Thai-born Lerpong Wichaikhammat, 55, also known as Joe Gordon, had pleaded guilty to using the Internet to spread information that insulted the monarchy, charges stemming from material posted on his blog in the United States.
“Joe Gordon was granted a royal pardon and released from jail on Tuesday night,” Walter Braunohler, a spokesman at the U.S embassy in Bangkok, said on Wednesday.
The case highlighted Thailand’s extensive use of the world’s most draconian lese-majeste laws to stamp out even the faintest criticism of 84-year-old King Bhumibol Adulyadej, the world’s longest-reigning monarch.
Human rights groups had hoped Prime Minister Yingluck Shinawatra, some of whose party members are among those accused of lese-majeste, would reform the law after winning the election last year. But she is treading carefully, aware that her opponents in the military and royalist establishment could seize on any hint of disloyalty to the monarchy to bring her down.

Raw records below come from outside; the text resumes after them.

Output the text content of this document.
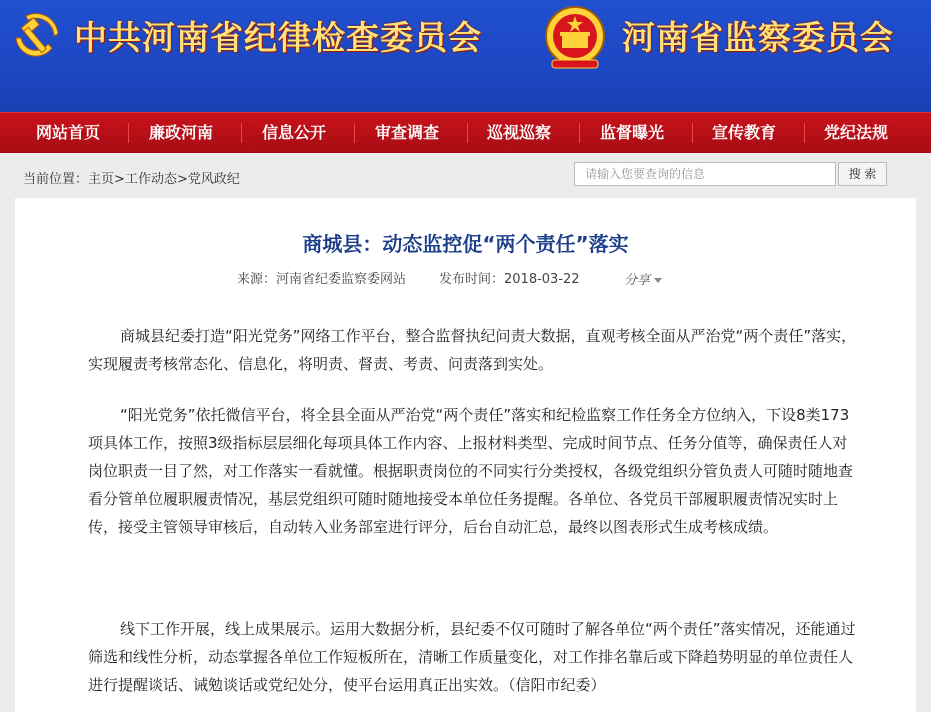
中共河南省纪律检查委员会	河南省监察委员会
网站首页	廉政河南	信息公开	审查调查	巡视巡察	监督曝光	宣传教育	党纪法规
当前位置：主页>工作动态>党风政纪	请输入您要查询的信息	搜 索
商城县：动态监控促“两个责任”落实
来源：河南省纪委监察委网站	发布时间：2018-03-22	分享
商城县纪委打造“阳光党务”网络工作平台，整合监督执纪问责大数据，直观考核全面从严治党“两个责任”落实，实现履责考核常态化、信息化，将明责、督责、考责、问责落到实处。
“阳光党务”依托微信平台，将全县全面从严治党“两个责任”落实和纪检监察工作任务全方位纳入，下设8类173项具体工作，按照3级指标层层细化每项具体工作内容、上报材料类型、完成时间节点、任务分值等，确保责任人对岗位职责一目了然，对工作落实一看就懂。根据职责岗位的不同实行分类授权，各级党组织分管负责人可随时随地查看分管单位履职履责情况，基层党组织可随时随地接受本单位任务提醒。各单位、各党员干部履职履责情况实时上传，接受主管领导审核后，自动转入业务部室进行评分，后台自动汇总，最终以图表形式生成考核成绩。
线下工作开展，线上成果展示。运用大数据分析，县纪委不仅可随时了解各单位“两个责任”落实情况，还能通过筛选和线性分析，动态掌握各单位工作短板所在，清晰工作质量变化，对工作排名靠后或下降趋势明显的单位责任人进行提醒谈话、诫勉谈话或党纪处分，使平台运用真正出实效。（信阳市纪委）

“We urge Thai authorities on a regular basis, both privately and publicly, to ensure that freedom of expression is protected in accordance with international obligations,” embassy spokesman Braunohler said.
Lerpong had translated material from a book about the king that is banned in Thailand, and made it available online.
U.S. embassy officials could not say whether he would now return to the United States.
Foreigners found guilty of lese-majeste or insulting the monarchy under a computer crimes law are generally given a royal pardon after serving part of their sentence. A guilty plea at trial tends to help that process.
Lerpong’s pardon comes two months after a Thai man, Amphon Tangnoppaku, died in jail while serving a 20-year sentence after being found guilty of sending text messages deemed threatening to and disrespectful of Queen Sirikit. He denied the charges.
The death of Amphon, nicknamed “Uncle SMS” by the media, stirred debate over the severity of sentences handed down to those found guilty of insulting the monarchy, with critics saying the law is abused to discredit activists and politicians.
Thailand’s monarch, regarded as almost divine by many in the majority Buddhist country, is in poor health and has been in hospital for almost three years.
His health and succession are sensitive topics. Crown Prince Maha Vajiralongkorn has yet to command the same respect as his father.